Nicht jede Wahrnehmung lässt sich in Worte übersetzen - Manche Dinge zeigen sich nur kurz — in einem Blick, in einer Stimmung, einem Ort.
Genau dort entstehen meine Arbeiten: reduziert, offen genug , damit etwas nachklingen kann.
Mich interessieren weniger klare Abbildungen als Wahrnehmungen, Stimmungen und das, was oft nur für einen kurzen Moment spürbar wird.
Ich versuche keine perfekte Wirklichkeit festzuhalten.
Viele Arbeiten bleiben bewusst fragmentarisch. Linien brechen ab. Farben verlaufen. Flächen bleiben leer.
Nicht, weil etwas fehlt -
sondern weil gerade dort
Raum für eigene Gedanken entsteht.
In Werkreihen wie "Hainewalde im Blick" verschmelzen vertraute Orte mit innerer Wahrnehmung.

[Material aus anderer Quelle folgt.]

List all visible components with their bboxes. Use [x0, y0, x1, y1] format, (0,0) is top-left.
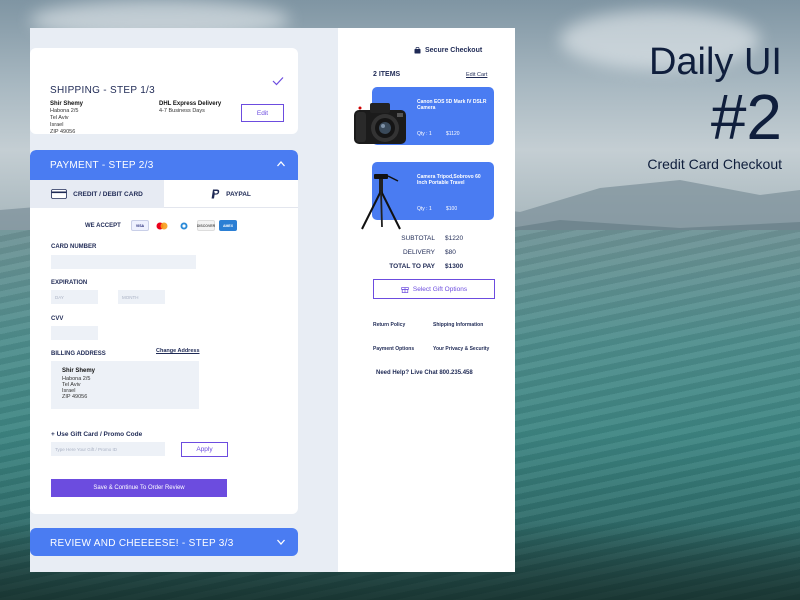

"Orte im Nebel" beschäftigt sich mit Erinnerung und Vergänglichkeit.
Und die Arbeiten wie "Innenräume" oder "Wartezimmer" erzählen von stillen Zuständen, Beobachtungen und Momenten, die oft zwischen Worten liegen.
Dabei stehen für mich nicht Lautstärke oder Sichtbarkeit im Vordergrund.
Das Zeichnen wird zu einer Möglichkeit, diesen inneren Räumen sichtbar zu begegnen - ohne dabei alles erklären zu müssen.
Und auch wenn viele meiner Bilder ruhig oder nachdenklich wirken, begleitet mich dabei oft ein leiser trockener Humor.
Weil zwischen Stille, Beobachtung und den kleinen Absurditäten des Alltages manchmal nur eine sehr feine Linie liegt.
Falls sich jemand fragt: Ja, ich habe mich im Laden zwischen den Farben verlaufen, genommen, was da war – und erst viel später gemerkt, dass genau darin längst meine eigene Bildsprache lag.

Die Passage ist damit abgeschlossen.